Il y dit notamment, après avoir relaté sa découverte de
l’ETFE (que je connais pour ma part depuis une dizaine d’années mais
dont je n’avais pas perçu tout le potentiel jusqu’à l’année
dernière):
"Peut-être que l’application
potentielle la plus intéressante est Skybreak. Proposée par Buckminster
Fuller à ses étudiants comme l’application la plus pratique du
dôme géodésique à l’habitation, le concept Skybreak
consiste en une grande surface couverte par un dôme géodésique
transparent constituant un environnement clos pour une maison constituée
de structures modulaires indépendantes faites de matériaux légers
et confortables, et disposées dans un jardin paysager intérieur.
En bref, c’est comme de vivre dans une grande serre en se servant de maisons
de thé japonaises préfabriquées en guise de pièces,
avec des toits et des murs optionnels servant seulement à procurer de
l’ombre, un supplément d’isolation, et à préserver la vie
privée." (traduction personnelle).
Trouvant cette conception proche
de la mienne, je me suis empressé de chercher plus d’informations sur
ce fameux Skybreak de Fuller mais je n’ai pas trouvé grand chose.

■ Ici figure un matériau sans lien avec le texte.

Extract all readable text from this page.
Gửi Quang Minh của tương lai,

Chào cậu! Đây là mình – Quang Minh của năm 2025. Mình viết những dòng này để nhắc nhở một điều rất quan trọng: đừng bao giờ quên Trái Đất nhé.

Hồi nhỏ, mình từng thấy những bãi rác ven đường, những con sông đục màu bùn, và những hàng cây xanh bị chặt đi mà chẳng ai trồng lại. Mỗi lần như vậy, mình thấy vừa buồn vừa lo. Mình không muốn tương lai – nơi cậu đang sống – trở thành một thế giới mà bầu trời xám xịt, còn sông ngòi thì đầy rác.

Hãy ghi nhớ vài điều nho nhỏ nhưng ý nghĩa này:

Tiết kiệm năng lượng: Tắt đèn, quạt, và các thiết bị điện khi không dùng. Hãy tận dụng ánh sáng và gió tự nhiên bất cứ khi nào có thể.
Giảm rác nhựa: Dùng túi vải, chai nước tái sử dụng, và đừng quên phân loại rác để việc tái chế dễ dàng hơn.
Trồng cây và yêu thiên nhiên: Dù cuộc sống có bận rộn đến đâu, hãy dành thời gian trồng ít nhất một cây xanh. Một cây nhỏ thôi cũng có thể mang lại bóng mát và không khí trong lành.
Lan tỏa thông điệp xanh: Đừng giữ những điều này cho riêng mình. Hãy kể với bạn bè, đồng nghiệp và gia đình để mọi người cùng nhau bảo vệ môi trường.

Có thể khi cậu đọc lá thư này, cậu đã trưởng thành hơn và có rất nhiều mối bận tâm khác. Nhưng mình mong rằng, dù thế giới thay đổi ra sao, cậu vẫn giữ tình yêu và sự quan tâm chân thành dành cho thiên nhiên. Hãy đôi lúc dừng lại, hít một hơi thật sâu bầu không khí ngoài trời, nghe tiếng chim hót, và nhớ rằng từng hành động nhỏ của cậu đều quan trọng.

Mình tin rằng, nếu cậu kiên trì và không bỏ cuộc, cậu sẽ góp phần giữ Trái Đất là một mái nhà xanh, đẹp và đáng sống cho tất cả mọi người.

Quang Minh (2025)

Je ne sais pas si un prototype ou au moins une maquette a été
réalisée. De toute façon il y a un problème avec
Fuller et ceux qu’il a inspirés, c’est leur attachement que je trouve
excessif au dôme géodésique. Certes c’est une forme élégante
et un principe structurel remarquable, mais je lui trouve aussi de sérieuses
limites dont j’ai parlé dans le livre 1.
Donc si je n’exclus pas un usage ponctuel, en grand ou en petit, j’exclus en
revanche un usage exclusif.
Autre chose nous sépare.
À ce que j’ai compris, il semble que leur désir soit plutôt
de constituer un environnement complètement autonome. Cela peut être
approprié à certaines conditions climatiques difficiles mais je
n’en ferai pas un principe absolu. Au contraire, j’ai aussi plusieurs fois insisté
là-dessus, j’aspire à une transition continue entre des espaces
humains très intimes jusqu’à des espaces naturels quasi sauvages.
Le bâtiment n’est qu’une surface de démarcation sensible, pas une
séparation entre deux mondes.
Cette idée d’une maison constituée d’un grand espace ouvert avec dedans des petites pièces mobiles a été mise en œuvre plus récemment par Shigeru Ban. Sa Naked House construite en 2000 se présente comme un grand plan ouvert rectangulaire dont les murs sont recouverts de panneaux de polycarbonate transparent. Dans ce vaste espace, prennent place quatre ‘pièces’ qui sont en fait des cubes montés sur roues, espaces plus intimes pour chacun des habitants qu’ils peuvent déplacer à leur guise. Certes je défends une idée similaire mais toute mon habitation ne se réduit pas à ce concept. Et quand je vois à quoi ça ressemble au final, pas de quoi être bouleversé. J’avoue ne pas avoir envie d’habiter dans ces parallélépipèdes froids et durs.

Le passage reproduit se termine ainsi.